Personal income tax increased in 2013
Across the 34 nations belonging to the OECD, the average tax burden on employment incomes rose 0.2 of a percentage point in 2013, reaching 35.9%. It was raised in 21 out of 34 countries last year, remained unchanged in one, and dropped in 12.
Personal income tax increased significantly in 2011 and moderately in 2012. Since 2010, personal income tax has risen in 21 OECD nations, and declined in 9, partially reversing the declines from 2007 to 2010.
Income tax and wealth distribution
The report includes a special chapter which assesses how effectively income taxes have been in achieving a better distribution of wealth in OECD countries since 2000.
In a press release, the OECD wrote:
“The design and interaction of personal income tax systems, social security contributions and benefit systems is shown to have become more progressive for low-income households across the OECD, particularly since the global economic crisis began in 2007, and notably for poorer households with children. This is principally attributed to growth in targeted tax credits or “make-work-pay” provisions for low-income workers, as well as increased child benefits for low-income households.”
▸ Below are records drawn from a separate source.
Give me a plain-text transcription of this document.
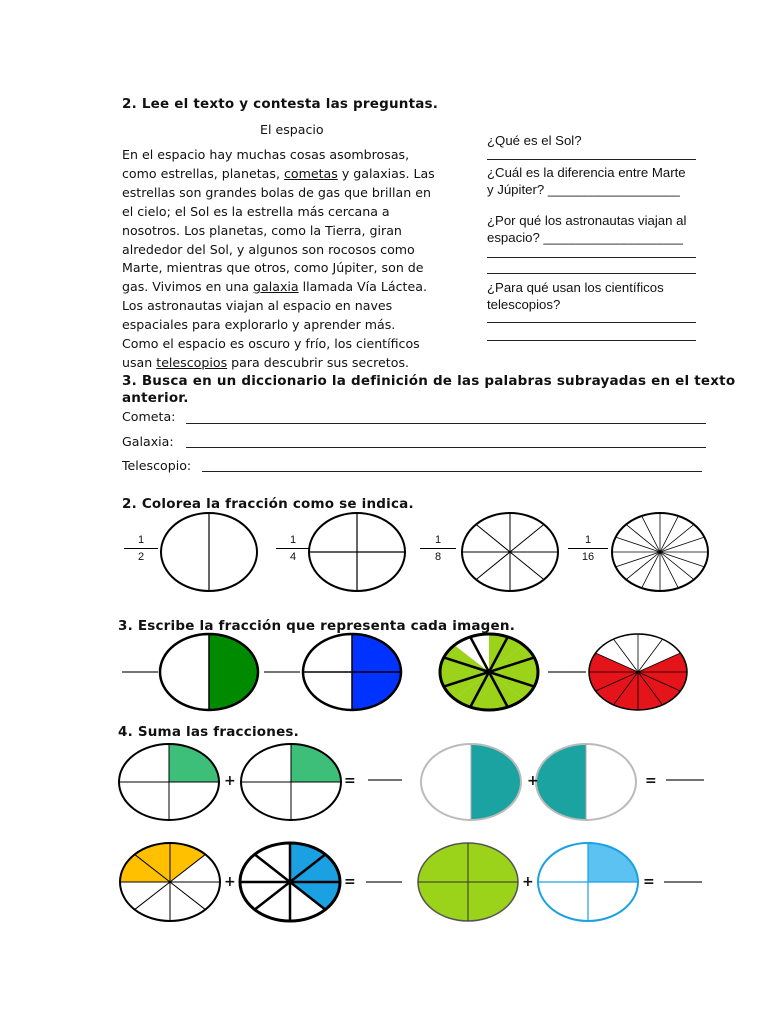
2. Lee el texto y contesta las preguntas.
El espacio
En el espacio hay muchas cosas asombrosas,
como estrellas, planetas, cometas y galaxias. Las
estrellas son grandes bolas de gas que brillan en
el cielo; el Sol es la estrella más cercana a
nosotros. Los planetas, como la Tierra, giran
alrededor del Sol, y algunos son rocosos como
Marte, mientras que otros, como Júpiter, son de
gas. Vivimos en una galaxia llamada Vía Láctea.
Los astronautas viajan al espacio en naves
espaciales para explorarlo y aprender más.
Como el espacio es oscuro y frío, los científicos
usan telescopios para descubrir sus secretos.
¿Qué es el Sol?
¿Cuál es la diferencia entre Marte
y Júpiter? __________________
¿Por qué los astronautas viajan al
espacio? ___________________
¿Para qué usan los científicos
telescopios?
3. Busca en un diccionario la definición de las palabras subrayadas en el texto
anterior.
Cometa:
Galaxia:
Telescopio:
2. Colorea la fracción como se indica.
1
2
1
4
1
8
1
16
3. Escribe la fracción que representa cada imagen.
4. Suma las fracciones.
+	=	+	=
+	=	+	=
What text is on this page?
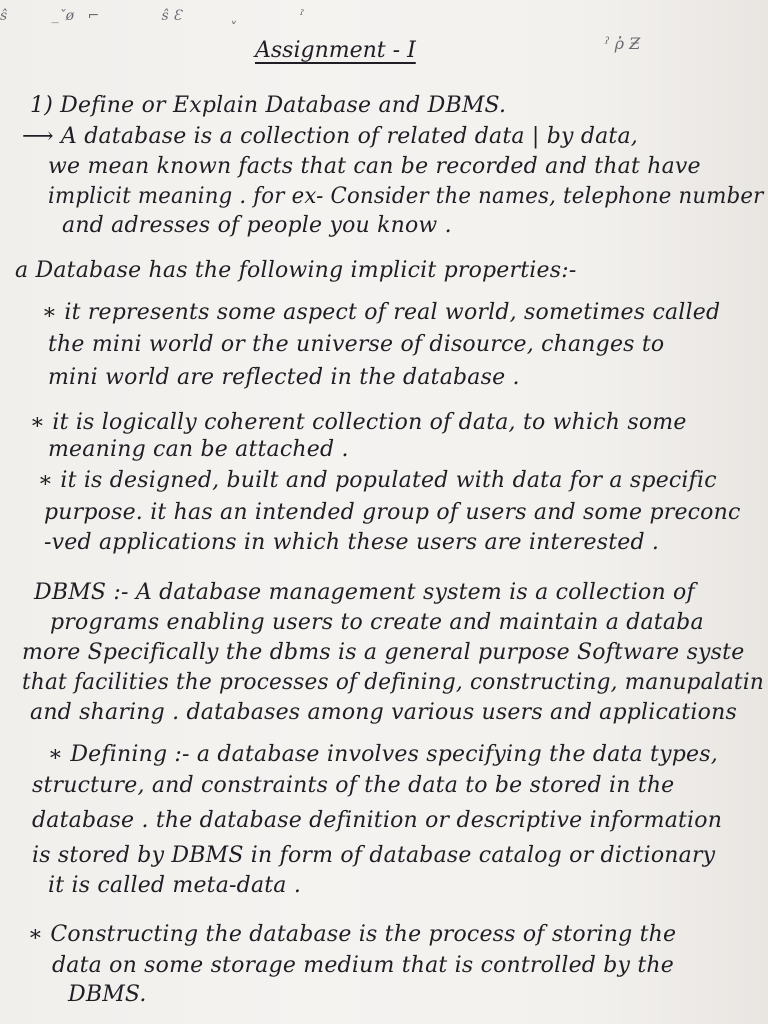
ŝ          _ˇø   ⌐              ŝ Ɛ           ˬ              ˀ
ˀ ῥ Ƶ
Assignment - I
1) Define or Explain Database and DBMS.
⟶ A database is a collection of related data | by data,
we mean known facts that can be recorded and that have
implicit meaning . for ex- Consider the names, telephone number
and adresses of people you know .
a Database has the following implicit properties:-
∗ it represents some aspect of real world, sometimes called
the mini world or the universe of disource, changes to
mini world are reflected in the database .
∗ it is logically coherent collection of data, to which some
meaning can be attached .
∗ it is designed, built and populated with data for a specific
purpose. it has an intended group of users and some preconc
-ved applications in which these users are interested .
DBMS :- A database management system is a collection of
programs enabling users to create and maintain a databa
more Specifically the dbms is a general purpose Software syste
that facilities the processes of defining, constructing, manupalatin
and sharing . databases among various users and applications
∗ Defining :- a database involves specifying the data types,
structure, and constraints of the data to be stored in the
database . the database definition or descriptive information
is stored by DBMS in form of database catalog or dictionary
it is called meta-data .
∗ Constructing the database is the process of storing the
data on some storage medium that is controlled by the
DBMS.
On the other hand, **progressiveness in taxation for childless single mothers or high earners is little changed, although there are wide differences between nations.
** Progressive income tax is a system which takes a greater proportion of high-earners’ income than that of low-earners.
(Source: OECD Taxing Wages 2014)
Personal income tax on childless single workers
The greatest rises in progressive taxation for single people without children occurred in Slovenia, Sweden and Ireland, with the greatest decreases in childless single taxpayer progressivity seen in Israel, Hungary and Germany.
Taxing Wages also reported:
- The countries with the highest personal income tax levels for single workers without children earning the average wage in their country were Belgium 55.8%, Germany 49.3%, Austria 49.1%, and Hungary 49%. The lowest were in Mexico 19.2%, New Zealand 16.9% and Chile 7%.
- Between 2007 and 2010, the average tax burden for individuals earning the average wage rose by a 0.8 percentage point, reaching 35.9%. It had dropped to 35.1% from 36.1% between 2007 and 2010.
- The main contributor to the 2013 rise in the average OECD total tax wedge was personal income tax, with twenty nations reporting increases as percentage of labor costs. Portugal (+3.5 percentage points) and Luxembourg (+1.1) had the highest increases.
- In nations where the tax level dropped, reductions in employer PIT and SSCs were the key factors. The greatest declines in the tax burden were in the Netherlands (minus 1.8 percentage points) Greece (-1.4) and France (-1.2). In France, the burden of employer SSCs was reduced by 1.9 percentage points due to a new tax credit for competitiveness and employment.
- The highest tax wedges for families with two children and just one earner at the average salary were in Greece 44.5%, France 41.6%, Belgium 41%, and Austria 38.4%. New Zealand (2.4%) had the lowest, followed by Ireland 6.8%, Chile 7% and Switzerland 9.5%. The average for all OECD members was 26.4%.
- New Zealand, Portugal and the Slovac Republic reported the highest increases in the tax burden for one earner families with children (+1.9, +1.9, and +1.8 respectively). France and the Netherlands had the largest fall (-1.5 percentage points each).
In all OECD member states, with the exception of Chile and Mexico, the tax wedge for families with children is lower than for childless workers. The differences are especially large in Slovenia, Ireland, Germany, Luxembourg and the Czech Republic.